Have we handed out more big fines or judgements than non-U.S. countries?  Yes, but so what if we do? Where is there any evidence that the U.S. is better at protecting consumer and patient privacy than non-U.S. countries?

Should EU citizens be concerned about American businesses holding their data or processing it? Absolutely. And until Congress enacts strong privacy-protective legislation, including revoking the NSA’s ability to bulk collect our communications data, they should continue to be very, very concerned.

  2 Responses to “U.S. takes the gold in doling out privacy fines – but so what?”

  1. No kidding—-high US fines do not mean we have stronger privacy rights than EU residents!

    The fines are WAY TOO LOW for multi-billion dollar US corporations which can afford multi-billion dollar annual lobbying costs to block badly-needed new data privacy and security laws.

    Major gaps in HIPAA and US law enabled the massive growth of hidden US data brokers.
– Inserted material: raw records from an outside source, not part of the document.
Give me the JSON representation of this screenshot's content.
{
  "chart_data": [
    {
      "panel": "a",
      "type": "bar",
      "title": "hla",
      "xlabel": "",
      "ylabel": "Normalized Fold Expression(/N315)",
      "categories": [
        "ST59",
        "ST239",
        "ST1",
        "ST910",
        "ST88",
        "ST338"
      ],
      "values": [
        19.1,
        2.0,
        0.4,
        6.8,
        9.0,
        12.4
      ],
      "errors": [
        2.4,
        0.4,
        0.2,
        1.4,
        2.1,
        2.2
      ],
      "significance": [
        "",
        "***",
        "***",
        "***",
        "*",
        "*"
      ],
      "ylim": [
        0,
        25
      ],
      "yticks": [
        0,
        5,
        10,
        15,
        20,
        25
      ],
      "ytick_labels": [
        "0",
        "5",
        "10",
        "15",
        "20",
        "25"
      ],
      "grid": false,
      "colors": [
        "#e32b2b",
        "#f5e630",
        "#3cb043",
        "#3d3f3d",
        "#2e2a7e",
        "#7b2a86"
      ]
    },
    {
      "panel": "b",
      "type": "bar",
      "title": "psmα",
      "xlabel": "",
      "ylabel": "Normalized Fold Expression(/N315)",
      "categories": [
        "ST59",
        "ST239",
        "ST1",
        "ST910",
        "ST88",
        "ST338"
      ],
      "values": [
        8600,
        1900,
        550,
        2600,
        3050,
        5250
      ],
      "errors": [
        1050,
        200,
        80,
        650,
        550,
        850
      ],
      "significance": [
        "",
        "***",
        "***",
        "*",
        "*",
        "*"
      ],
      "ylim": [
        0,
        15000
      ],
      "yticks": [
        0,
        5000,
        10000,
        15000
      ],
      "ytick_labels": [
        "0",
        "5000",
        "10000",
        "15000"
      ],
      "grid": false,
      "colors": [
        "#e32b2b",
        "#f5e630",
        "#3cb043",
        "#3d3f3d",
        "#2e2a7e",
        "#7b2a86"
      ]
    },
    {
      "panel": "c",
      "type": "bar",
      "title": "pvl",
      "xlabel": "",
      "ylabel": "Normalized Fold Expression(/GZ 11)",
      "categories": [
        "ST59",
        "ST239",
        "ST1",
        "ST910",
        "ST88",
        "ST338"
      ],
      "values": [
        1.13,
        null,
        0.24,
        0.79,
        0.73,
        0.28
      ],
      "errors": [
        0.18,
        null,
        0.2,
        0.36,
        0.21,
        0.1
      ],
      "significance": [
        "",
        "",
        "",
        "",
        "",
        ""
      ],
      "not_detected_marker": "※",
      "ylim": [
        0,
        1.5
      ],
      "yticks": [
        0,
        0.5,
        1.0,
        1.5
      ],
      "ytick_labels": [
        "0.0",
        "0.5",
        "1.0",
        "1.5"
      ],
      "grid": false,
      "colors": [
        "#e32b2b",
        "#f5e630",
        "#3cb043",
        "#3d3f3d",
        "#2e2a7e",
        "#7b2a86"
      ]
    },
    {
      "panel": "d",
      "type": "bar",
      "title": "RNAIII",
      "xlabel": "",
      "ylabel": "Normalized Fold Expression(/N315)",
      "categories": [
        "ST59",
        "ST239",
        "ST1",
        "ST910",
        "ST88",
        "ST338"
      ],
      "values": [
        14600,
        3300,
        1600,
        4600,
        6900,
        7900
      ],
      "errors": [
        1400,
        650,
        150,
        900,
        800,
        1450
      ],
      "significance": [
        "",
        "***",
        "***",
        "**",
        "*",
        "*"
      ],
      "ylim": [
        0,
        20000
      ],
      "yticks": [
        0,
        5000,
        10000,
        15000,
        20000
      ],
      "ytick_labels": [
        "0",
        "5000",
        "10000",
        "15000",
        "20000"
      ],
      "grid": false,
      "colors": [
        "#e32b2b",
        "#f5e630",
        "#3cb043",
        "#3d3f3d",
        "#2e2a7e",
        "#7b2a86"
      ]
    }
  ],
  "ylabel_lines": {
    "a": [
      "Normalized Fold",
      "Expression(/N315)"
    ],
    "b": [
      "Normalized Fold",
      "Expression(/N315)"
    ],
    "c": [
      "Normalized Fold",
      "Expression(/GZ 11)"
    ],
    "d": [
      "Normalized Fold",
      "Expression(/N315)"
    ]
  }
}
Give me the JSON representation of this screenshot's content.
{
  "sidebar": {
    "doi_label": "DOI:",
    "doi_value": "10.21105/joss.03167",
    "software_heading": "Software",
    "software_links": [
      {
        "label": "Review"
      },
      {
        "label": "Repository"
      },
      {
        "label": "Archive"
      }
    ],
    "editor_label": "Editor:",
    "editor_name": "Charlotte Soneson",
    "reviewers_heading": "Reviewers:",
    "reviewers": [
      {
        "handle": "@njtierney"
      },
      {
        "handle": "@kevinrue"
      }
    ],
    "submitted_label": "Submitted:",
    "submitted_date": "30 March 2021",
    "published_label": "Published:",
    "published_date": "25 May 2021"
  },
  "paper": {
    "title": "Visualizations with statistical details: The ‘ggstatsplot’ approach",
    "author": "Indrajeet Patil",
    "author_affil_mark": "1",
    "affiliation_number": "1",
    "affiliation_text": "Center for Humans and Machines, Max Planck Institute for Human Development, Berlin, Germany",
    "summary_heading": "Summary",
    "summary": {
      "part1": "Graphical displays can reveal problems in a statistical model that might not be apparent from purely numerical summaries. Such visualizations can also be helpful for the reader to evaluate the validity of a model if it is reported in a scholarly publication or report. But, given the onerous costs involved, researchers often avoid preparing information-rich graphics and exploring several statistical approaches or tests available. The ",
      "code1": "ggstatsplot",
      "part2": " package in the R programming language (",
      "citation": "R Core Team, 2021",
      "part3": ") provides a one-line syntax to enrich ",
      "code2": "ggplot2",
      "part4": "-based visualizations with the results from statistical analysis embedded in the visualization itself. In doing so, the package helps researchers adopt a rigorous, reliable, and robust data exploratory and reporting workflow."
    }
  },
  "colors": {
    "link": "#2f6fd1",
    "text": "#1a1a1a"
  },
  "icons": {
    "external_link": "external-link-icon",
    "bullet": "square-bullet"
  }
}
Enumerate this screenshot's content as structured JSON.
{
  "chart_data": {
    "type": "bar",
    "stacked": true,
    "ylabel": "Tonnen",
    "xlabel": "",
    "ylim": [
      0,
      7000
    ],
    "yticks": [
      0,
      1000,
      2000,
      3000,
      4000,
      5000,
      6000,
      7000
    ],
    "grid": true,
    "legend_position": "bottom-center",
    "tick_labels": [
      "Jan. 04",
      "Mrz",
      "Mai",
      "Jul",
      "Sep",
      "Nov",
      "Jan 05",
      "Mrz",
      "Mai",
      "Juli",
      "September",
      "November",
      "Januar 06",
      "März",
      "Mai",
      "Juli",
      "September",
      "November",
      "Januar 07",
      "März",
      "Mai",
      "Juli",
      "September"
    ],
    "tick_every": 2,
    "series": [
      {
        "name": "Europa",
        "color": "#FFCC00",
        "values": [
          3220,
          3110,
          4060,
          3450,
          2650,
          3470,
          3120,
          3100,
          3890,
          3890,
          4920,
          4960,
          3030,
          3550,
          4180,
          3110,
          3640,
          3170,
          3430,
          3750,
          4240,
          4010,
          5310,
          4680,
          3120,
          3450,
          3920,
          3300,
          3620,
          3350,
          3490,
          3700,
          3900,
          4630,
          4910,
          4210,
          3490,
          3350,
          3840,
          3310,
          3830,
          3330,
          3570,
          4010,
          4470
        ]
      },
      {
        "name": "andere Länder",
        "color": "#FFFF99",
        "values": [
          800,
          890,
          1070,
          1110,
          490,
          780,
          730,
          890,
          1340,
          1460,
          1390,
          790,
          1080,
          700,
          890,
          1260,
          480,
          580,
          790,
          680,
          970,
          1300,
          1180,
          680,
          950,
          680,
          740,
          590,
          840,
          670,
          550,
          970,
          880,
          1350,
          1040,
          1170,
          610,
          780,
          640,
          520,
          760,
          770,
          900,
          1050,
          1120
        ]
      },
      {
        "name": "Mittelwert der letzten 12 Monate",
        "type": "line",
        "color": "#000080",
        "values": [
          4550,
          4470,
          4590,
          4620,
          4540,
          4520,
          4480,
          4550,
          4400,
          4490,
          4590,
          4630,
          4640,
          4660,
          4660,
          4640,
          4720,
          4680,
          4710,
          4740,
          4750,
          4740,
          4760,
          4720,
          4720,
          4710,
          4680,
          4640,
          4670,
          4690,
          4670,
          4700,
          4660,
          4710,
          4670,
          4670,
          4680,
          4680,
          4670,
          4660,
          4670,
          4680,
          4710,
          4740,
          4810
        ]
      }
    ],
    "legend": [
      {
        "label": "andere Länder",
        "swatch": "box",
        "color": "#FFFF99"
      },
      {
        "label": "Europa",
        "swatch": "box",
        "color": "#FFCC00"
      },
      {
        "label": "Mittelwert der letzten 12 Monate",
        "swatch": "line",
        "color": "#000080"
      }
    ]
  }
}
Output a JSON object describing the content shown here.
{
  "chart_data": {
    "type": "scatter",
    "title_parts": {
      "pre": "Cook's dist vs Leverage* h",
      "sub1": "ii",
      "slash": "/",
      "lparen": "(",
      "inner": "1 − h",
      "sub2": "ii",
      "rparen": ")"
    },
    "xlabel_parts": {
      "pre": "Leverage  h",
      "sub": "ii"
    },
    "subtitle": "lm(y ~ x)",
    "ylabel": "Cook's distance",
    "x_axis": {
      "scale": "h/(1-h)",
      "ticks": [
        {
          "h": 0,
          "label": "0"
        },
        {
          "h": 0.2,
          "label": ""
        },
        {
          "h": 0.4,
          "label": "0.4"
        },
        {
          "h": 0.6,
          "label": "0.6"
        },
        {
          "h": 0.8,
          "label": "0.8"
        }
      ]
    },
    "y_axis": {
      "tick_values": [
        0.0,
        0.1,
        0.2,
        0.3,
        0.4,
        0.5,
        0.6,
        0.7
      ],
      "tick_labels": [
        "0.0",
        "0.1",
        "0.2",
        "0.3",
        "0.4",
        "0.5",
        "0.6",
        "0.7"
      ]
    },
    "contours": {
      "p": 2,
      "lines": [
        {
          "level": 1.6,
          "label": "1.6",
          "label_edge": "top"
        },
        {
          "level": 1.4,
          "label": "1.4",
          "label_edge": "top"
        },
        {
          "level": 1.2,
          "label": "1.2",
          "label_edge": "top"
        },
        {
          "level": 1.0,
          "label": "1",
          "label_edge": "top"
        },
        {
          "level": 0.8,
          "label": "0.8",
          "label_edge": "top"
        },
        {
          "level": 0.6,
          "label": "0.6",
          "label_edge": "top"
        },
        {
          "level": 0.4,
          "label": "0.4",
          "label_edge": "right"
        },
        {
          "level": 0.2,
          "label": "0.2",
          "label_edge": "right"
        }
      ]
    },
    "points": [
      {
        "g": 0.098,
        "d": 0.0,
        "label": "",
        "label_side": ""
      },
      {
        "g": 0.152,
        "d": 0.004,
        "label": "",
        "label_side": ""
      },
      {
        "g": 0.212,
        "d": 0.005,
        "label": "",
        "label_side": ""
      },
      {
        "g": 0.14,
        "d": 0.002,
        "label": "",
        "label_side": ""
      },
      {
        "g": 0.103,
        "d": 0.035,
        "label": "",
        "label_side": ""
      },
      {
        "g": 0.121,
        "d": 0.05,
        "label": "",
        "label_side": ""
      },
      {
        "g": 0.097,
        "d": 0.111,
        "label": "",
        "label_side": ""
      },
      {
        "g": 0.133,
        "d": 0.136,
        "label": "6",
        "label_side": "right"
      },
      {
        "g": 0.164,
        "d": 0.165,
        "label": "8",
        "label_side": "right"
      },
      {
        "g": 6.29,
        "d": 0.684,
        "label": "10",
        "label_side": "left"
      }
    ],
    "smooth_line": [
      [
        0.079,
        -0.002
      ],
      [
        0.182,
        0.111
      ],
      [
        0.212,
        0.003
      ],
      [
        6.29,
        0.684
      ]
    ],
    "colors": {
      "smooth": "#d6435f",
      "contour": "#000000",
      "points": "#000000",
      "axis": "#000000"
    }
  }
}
The scale of the secret data collection and sale now threatens our Democracy. When government and corporations know everything about all of 300 million of us, can the US remain a Democracy?

    We need tough new federal data protection laws.

    For example: US banks won’t implement/pay for tougher credit/debit cards (like EU chip and pin) without a federal law.

    And US citizens and residents can’t get tough individually controlled cyber-credentials for use online (to allow us to identify ourselves via certificates or tokens) without a federal law. We can’t protect or control our own online identities, stop ID fraud, end the massive hidden collection of personal data, or control sensitive pii without tough new federal laws.
    But the Congress won’t pass tough comprehensive data privacy and security protections even for citizens’ most sensitive pii, personal health data, because the data broker lobby is so powerful. The ONLY way is if US citizens (all of us) FIGHT back and tell Congress to end all secret data theft and collection of pii.

    See my blog with details about IMS and the US data broker industry. There are at least “100K data suppliers” according to the IMS SEC filing to sell stock: http://patientprivacyrights.org/2014/01/ims-health-files-ipo-legal/

  2. Thanks for jumping in, Deb. I don’t think either of us thinks there shouldn’t be fines, but we agree that fines or settlement amounts – as they’ve been used – do not translate into greater privacy protections and we need Congressional action.